Logical Gal laments lack of arguments

23 Oct

They say that nothing is new under the sun.

But I’m not so sure.

Coming off of the staged government shutdown, our newspaper has overflowed with jubilant and smug shout-outs  to ‘ the winners’.

They are painful to read because the readership of our local paper had not been well informed about the positions of each side.

The electorate deserves a good argument.  But effort is required to lay forth a case.  It seems that many people resorted to name calling during this last political crisis.  And loudly at that!  They didn’t even bother with using a fallacy to buttress their side.  I guess THAT takes too much thinking!

What ever happened to reasoned argumentation?

Thomas Paine published a pamphlet in 1776 named Common Sense.  America today probably has a higher literacy rate than that of the 13 British colonies. Nevertheless, enough people read  this British transplant’ s work or heard it read out loud to grasp the argument Paine was making FOR independence.  Most historians will attest to the sway Paine exercised on our nascent country.

Looking at just one sentence, though, I am amazed at the sophisticated use of language.

” The laying of a Country desolate with Fire and Sword, declaring War against the natural rights of all Mankind, and extirpating the Defenders thereof from the Face of the Earth, is the Concern of every Man to whom Nature hath given the Power of feeling; of which Class, regardless of Party Censure, is The Author.” 

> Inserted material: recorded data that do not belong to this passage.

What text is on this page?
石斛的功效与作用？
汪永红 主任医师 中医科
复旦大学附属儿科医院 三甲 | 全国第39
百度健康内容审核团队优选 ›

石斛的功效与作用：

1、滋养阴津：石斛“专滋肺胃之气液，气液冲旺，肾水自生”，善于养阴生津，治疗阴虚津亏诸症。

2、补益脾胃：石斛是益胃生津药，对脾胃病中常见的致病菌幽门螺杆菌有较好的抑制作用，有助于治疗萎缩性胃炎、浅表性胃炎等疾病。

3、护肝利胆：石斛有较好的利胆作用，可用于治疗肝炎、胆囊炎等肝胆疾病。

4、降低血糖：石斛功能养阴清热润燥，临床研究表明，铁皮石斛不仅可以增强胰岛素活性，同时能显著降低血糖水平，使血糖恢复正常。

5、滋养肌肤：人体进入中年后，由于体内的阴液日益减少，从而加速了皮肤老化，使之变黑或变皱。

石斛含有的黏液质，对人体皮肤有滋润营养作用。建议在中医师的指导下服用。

For further reading, check out this blog post

What has happened to create such a decline in our verbal output?  You probably have your theories about technology or education or parenting or the pace of life.

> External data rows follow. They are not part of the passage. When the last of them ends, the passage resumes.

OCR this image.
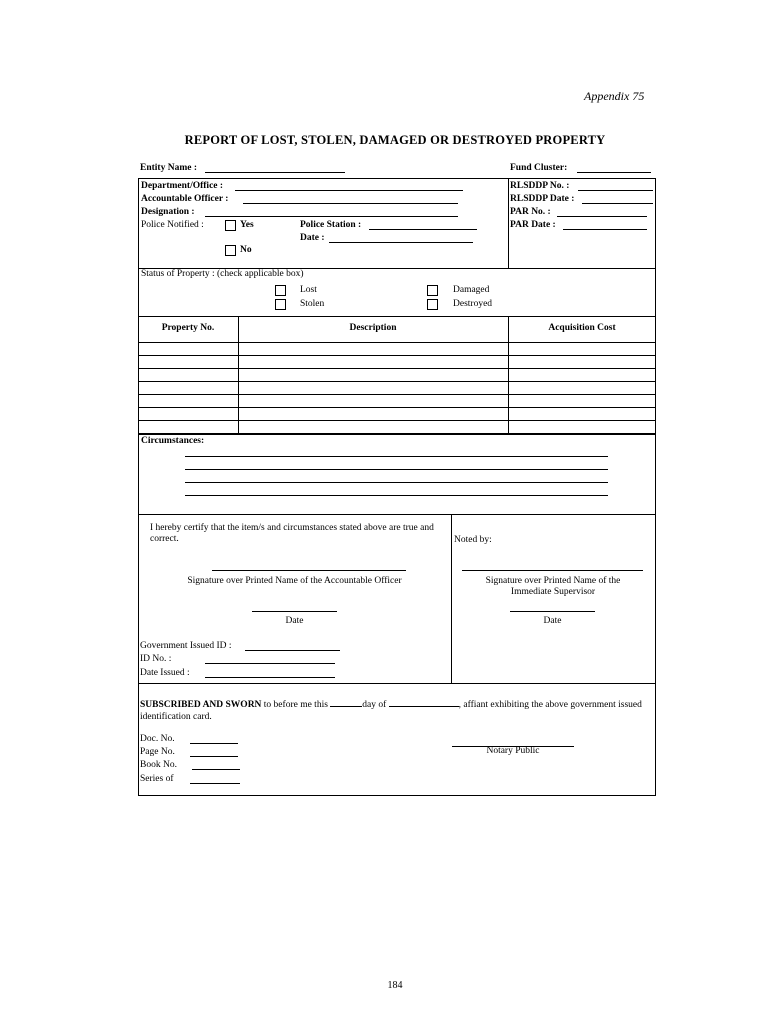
Appendix 75
REPORT OF LOST, STOLEN, DAMAGED OR DESTROYED PROPERTY
Entity Name :	Fund Cluster:
Department/Office :
Accountable Officer :
Designation :
Police Notified :	Yes
No
Police Station :
Date :
RLSDDP No. :
RLSDDP Date :
PAR No. :
PAR Date :
Status of Property : (check applicable box)
Lost
Stolen
Damaged
Destroyed
Property No.	Description	Acquisition Cost
Circumstances:
I hereby certify that the item/s and circumstances stated above are true and correct.
Signature over Printed Name of the Accountable Officer
Date
Government Issued ID :
ID No. :
Date Issued :
Noted by:
Signature over Printed Name of the Immediate Supervisor
Date
SUBSCRIBED AND SWORN to before me this	day of	, affiant exhibiting the above government issued identification card.
Doc. No.
Page No.
Book No.
Series of
Notary Public
184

A better use of our energies is to brainstorm ways to exercise our minds and practice using language to explain and defend our positions.

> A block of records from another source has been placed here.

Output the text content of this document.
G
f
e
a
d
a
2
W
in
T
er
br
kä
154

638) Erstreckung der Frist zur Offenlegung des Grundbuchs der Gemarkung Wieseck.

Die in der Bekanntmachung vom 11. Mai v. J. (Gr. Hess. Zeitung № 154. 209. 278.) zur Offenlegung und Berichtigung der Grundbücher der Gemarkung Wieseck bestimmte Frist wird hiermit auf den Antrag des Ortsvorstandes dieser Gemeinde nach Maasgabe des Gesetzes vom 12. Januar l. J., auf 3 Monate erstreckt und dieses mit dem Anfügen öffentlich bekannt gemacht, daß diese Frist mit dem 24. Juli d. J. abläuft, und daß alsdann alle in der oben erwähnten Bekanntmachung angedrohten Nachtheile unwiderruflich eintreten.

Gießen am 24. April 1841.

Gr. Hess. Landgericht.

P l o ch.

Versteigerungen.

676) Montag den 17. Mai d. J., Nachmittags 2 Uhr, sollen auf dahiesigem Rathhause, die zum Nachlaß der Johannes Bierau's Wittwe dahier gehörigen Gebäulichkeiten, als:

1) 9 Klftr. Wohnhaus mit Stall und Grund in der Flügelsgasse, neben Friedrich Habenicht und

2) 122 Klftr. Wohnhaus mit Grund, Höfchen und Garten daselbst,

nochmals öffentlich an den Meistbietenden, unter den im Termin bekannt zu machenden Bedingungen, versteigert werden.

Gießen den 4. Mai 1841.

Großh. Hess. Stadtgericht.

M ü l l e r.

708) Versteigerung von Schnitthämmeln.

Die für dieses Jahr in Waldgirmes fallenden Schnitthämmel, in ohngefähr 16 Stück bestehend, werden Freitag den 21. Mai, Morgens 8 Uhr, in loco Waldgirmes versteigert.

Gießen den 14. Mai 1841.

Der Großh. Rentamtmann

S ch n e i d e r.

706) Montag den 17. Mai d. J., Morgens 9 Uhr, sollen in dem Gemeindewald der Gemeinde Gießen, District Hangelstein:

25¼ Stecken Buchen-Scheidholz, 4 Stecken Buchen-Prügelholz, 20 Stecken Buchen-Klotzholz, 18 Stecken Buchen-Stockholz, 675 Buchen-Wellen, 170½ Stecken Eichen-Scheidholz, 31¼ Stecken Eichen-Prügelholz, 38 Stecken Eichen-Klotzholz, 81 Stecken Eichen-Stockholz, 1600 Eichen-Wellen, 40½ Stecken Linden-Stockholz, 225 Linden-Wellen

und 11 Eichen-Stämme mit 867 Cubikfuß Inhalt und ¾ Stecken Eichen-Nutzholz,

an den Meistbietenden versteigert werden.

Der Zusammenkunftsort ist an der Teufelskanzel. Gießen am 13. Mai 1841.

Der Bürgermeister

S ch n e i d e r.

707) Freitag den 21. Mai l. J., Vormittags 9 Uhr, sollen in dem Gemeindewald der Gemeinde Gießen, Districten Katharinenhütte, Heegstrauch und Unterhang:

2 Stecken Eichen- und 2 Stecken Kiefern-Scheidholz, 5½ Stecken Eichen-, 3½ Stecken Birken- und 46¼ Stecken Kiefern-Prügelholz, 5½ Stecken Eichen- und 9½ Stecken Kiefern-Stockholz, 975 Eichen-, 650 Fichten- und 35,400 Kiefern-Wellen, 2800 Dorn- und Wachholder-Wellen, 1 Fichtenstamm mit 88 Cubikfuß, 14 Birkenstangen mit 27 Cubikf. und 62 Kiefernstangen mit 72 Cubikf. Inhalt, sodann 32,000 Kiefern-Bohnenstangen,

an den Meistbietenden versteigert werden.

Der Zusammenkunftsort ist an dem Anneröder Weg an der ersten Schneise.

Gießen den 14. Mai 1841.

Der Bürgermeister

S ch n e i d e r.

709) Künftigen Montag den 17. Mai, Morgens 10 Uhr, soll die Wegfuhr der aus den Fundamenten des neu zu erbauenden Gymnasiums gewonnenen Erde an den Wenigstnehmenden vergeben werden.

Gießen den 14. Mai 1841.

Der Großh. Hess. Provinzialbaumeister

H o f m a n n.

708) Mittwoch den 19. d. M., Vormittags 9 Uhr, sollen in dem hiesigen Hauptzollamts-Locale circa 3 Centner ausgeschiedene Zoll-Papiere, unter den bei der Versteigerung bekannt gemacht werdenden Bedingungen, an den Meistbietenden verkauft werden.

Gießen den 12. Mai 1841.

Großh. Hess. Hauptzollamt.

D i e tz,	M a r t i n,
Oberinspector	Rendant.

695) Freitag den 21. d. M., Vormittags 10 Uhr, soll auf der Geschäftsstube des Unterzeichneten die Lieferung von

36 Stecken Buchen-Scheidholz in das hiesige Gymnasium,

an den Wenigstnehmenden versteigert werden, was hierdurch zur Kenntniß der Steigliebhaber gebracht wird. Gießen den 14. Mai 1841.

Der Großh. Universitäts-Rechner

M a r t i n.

Here are a couple of quick tips off the top of my head.

When someone shouts pejoratively about a group or person,  just ask them:

  • what do you mean by calling them that?
  • what does that adjective about their person have to do with their viewpoint?
  • what exactly IS their viewpoint and what parts of it do you object to?
  • what is YOUR point of view about the subject?
  • what have you read recently about this subject?
  • where do you get your information?

One day on a college campus for a conference, I stopped to engage in a conversation with a man about some teacher union strikes that were occurring in the Midwest.  I had not taken ANY time to study the issue and look at the arguments of both sides.  All I had in my head were sound bytes from my  husband.  I quickly came to the conclusion, after listening to this man, that I had NOTHING of substance to add to the conversation.  I was embarrassed.

Note to self: spend a few minutes researching current issues and then practice articulating them at home.   I don’t want to be tempted to resort to name-calling myself as a pathetic crutch for not having done my HW!